I mean, is it really that hard? If this was an American wedding, Nigerian guests would have R.S.V.P'd with no problem, but because they know it's a Nigerian wedding, all of sudden, "it can't be done". Of course, the bride and groom (or the parents of) should ALWAYS know that you'll attend their events (Really? I should just assume that you have nothing else to do with your day, so you'll ALWAYS come to any event that you're invited to). In this day and age with harder economic times, you'd think others would be more considerate (but I guess it's never like that when it's not your money being spent), but I digress.

I offered my invited guests 2 different ways to be able to R.S.V.P:
  • Online through our wedding website
  • Phone through voicemail service
I offered 2 different methods because I knew that we would have guests that aren't as internet savvy as others, therefore, the option to call and leave a message was also available.

I impressed upon my mother, as well as my husband's family to inform people that the wedding was invitation only and that RSVPs were required. Of course, my and my husband's friends were the first to get their R.S.V.Ps in. I sent emails, texts, and facebook messages to every guest that I could to try my best to ensure that we would get people to do this.

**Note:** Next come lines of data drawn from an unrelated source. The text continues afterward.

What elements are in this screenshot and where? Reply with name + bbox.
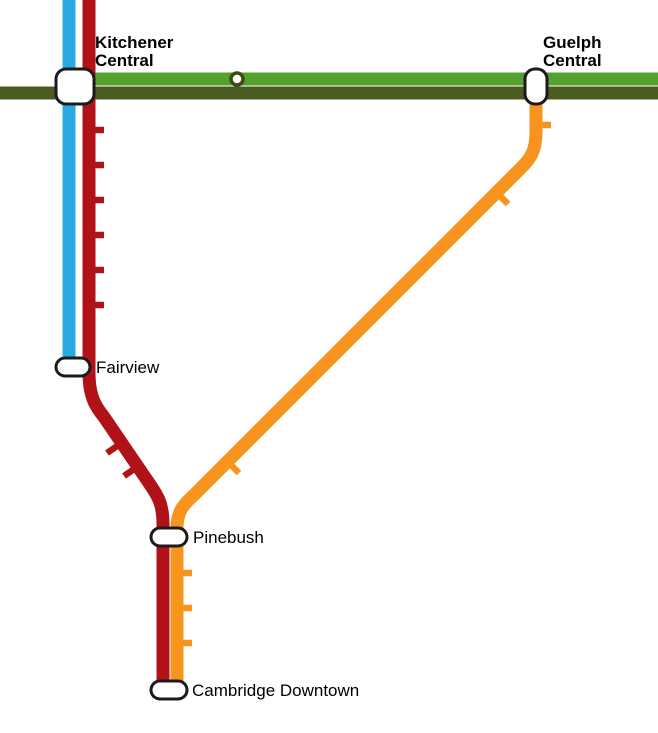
- red-line-ticks: [89, 126, 139, 479]
- station-label-kitchener-central-line1: Kitchener: [95, 33, 174, 52]
- station-label-kitchener-central-line2: Central: [95, 51, 154, 70]
- station-label-pinebush: Pinebush: [193, 528, 264, 547]
- station-marker-guelph-central: [523, 67, 549, 106]
- station-label-guelph-central-line1: Guelph: [543, 33, 602, 52]
- orange-line: [170, 95, 543, 691]
- tick-mark: [122, 464, 139, 479]
- station-marker-fairview: [54, 356, 92, 378]
- station-label-fairview: Fairview: [96, 358, 160, 377]
- red-line: [82, 0, 170, 691]
- station-label-cambridge-downtown: Cambridge Downtown: [192, 681, 359, 700]
- station-label-guelph-central-line2: Central: [543, 51, 602, 70]
- station-marker-cambridge-downtown: [149, 679, 189, 701]
- station-marker-pinebush: [149, 526, 189, 548]
- orange-line-ticks: [177, 121, 551, 647]
- station-marker-kitchener-central: [54, 67, 96, 106]
- tick-mark: [105, 441, 122, 456]
- tick-mark: [494, 190, 511, 207]
- tick-mark: [225, 459, 242, 476]
- minor-stop-marker: [229, 71, 245, 87]
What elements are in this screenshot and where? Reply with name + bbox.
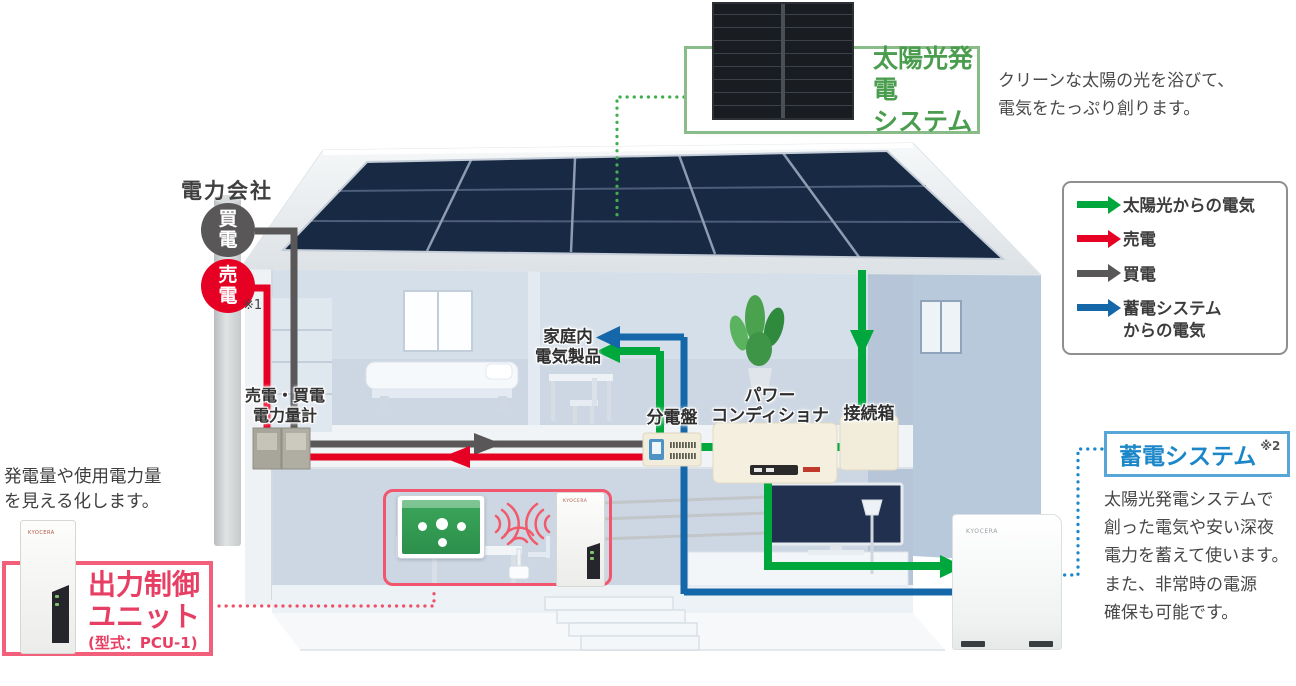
utility-company-label: 電力会社	[181, 179, 273, 203]
output-control-device-photo: KYOCERA	[20, 520, 76, 654]
storage-leader-dots	[1052, 447, 1104, 577]
furniture	[272, 290, 909, 587]
legend-item-solar: 太陽光からの電気	[1077, 195, 1286, 216]
sell-arrowhead	[442, 446, 470, 468]
desk	[549, 374, 613, 424]
device-panel	[52, 585, 69, 643]
buy-power-line	[255, 227, 644, 455]
power-conditioner-label: パワーコンディショナ	[711, 386, 829, 426]
output-control-title: 出力制御 ユニット (型式：PCU-1)	[88, 568, 201, 652]
meter-label: 売電・買電電力量計	[244, 386, 325, 425]
distribution-board	[642, 432, 702, 467]
legend-item-storage: 蓄電システムからの電気	[1077, 298, 1286, 341]
power-meters	[252, 427, 311, 470]
legend-item-sell: 売電	[1077, 229, 1286, 250]
device-panel	[587, 543, 600, 579]
pv-leader-dots	[615, 95, 686, 218]
distribution-board-label: 分電盤	[646, 408, 698, 428]
closet	[272, 298, 332, 432]
sell-power-line	[250, 284, 644, 468]
gray-arrow-icon	[1077, 264, 1121, 283]
green-arrow-icon	[1077, 195, 1121, 214]
pv-panel-photo	[712, 2, 854, 120]
note-2: ※2	[1260, 439, 1281, 453]
red-arrow-icon	[1077, 229, 1121, 248]
output-control-label-box	[2, 561, 213, 656]
legend-box: 太陽光からの電気 売電 買電 蓄電システムからの電気	[1062, 181, 1288, 355]
junction-box	[839, 415, 899, 471]
note-1: ※1	[243, 298, 263, 313]
solar-panel-array	[280, 149, 1006, 261]
leader-dots	[217, 95, 1104, 608]
buy-arrowhead	[474, 433, 502, 455]
monitor-screen	[402, 500, 480, 554]
hems-area-box	[383, 489, 612, 586]
stairs	[544, 596, 700, 651]
energy-monitor	[397, 495, 485, 559]
pv-system-description: クリーンな太陽の光を浴びて、 電気をたっぷり創ります。	[998, 71, 1235, 119]
sell-badge: 売電	[201, 259, 255, 313]
pv-system-title: 太陽光発電 システム	[873, 44, 974, 136]
storage-label-box: 蓄電システム ※2	[1104, 431, 1290, 477]
kyocera-logo: KYOCERA	[966, 528, 998, 535]
control-leader-dots	[217, 587, 436, 608]
storage-title: 蓄電システム	[1119, 444, 1257, 470]
wireless-unit	[508, 548, 530, 580]
power-conditioner	[712, 422, 838, 484]
kyocera-logo: KYOCERA	[563, 499, 588, 504]
legend-item-buy: 買電	[1077, 264, 1286, 285]
home-appliances-label: 家庭内電気製品	[535, 327, 601, 366]
control-unit-photo: KYOCERA	[556, 492, 605, 587]
storage-description: 太陽光発電システムで 創った電気や安い深夜 電力を蓄えて使います。 また、非常時…	[1104, 490, 1289, 623]
output-control-model: (型式：PCU-1)	[88, 633, 198, 652]
bed	[365, 361, 519, 412]
wifi-waves	[494, 502, 551, 546]
blue-arrow-icon	[1077, 298, 1121, 317]
storage-battery-unit: KYOCERA	[952, 514, 1062, 650]
visualize-note: 発電量や使用電力量を見える化します。	[4, 467, 162, 512]
buy-badge: 買電	[201, 203, 255, 257]
kyocera-logo: KYOCERA	[28, 530, 55, 536]
junction-box-label: 接続箱	[843, 404, 895, 424]
plant	[729, 295, 785, 392]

And while many did, there were many that did not. The reason that I required R.S.V.P. is because I was implementing a seating chart for the reception, therefore, I would need to know who and who was not attending. By the day of the wedding, there were several people who had to wait to be seated (as opposed to being able to go right in with guests who had reserved their seats) because they forgot to R.S.V.P. As far as I know, we also had at least 5 crashers who were able to get seats due to guests who R.S.V.P'd but didn't show up (which I calculate to be at least 7 people).

This BY FAR, was the one thing that caused alot of headache and stress. However, all in all, I would do it again. What about you? As an African bride, would you implement R.S.V.P.ing at your wedding?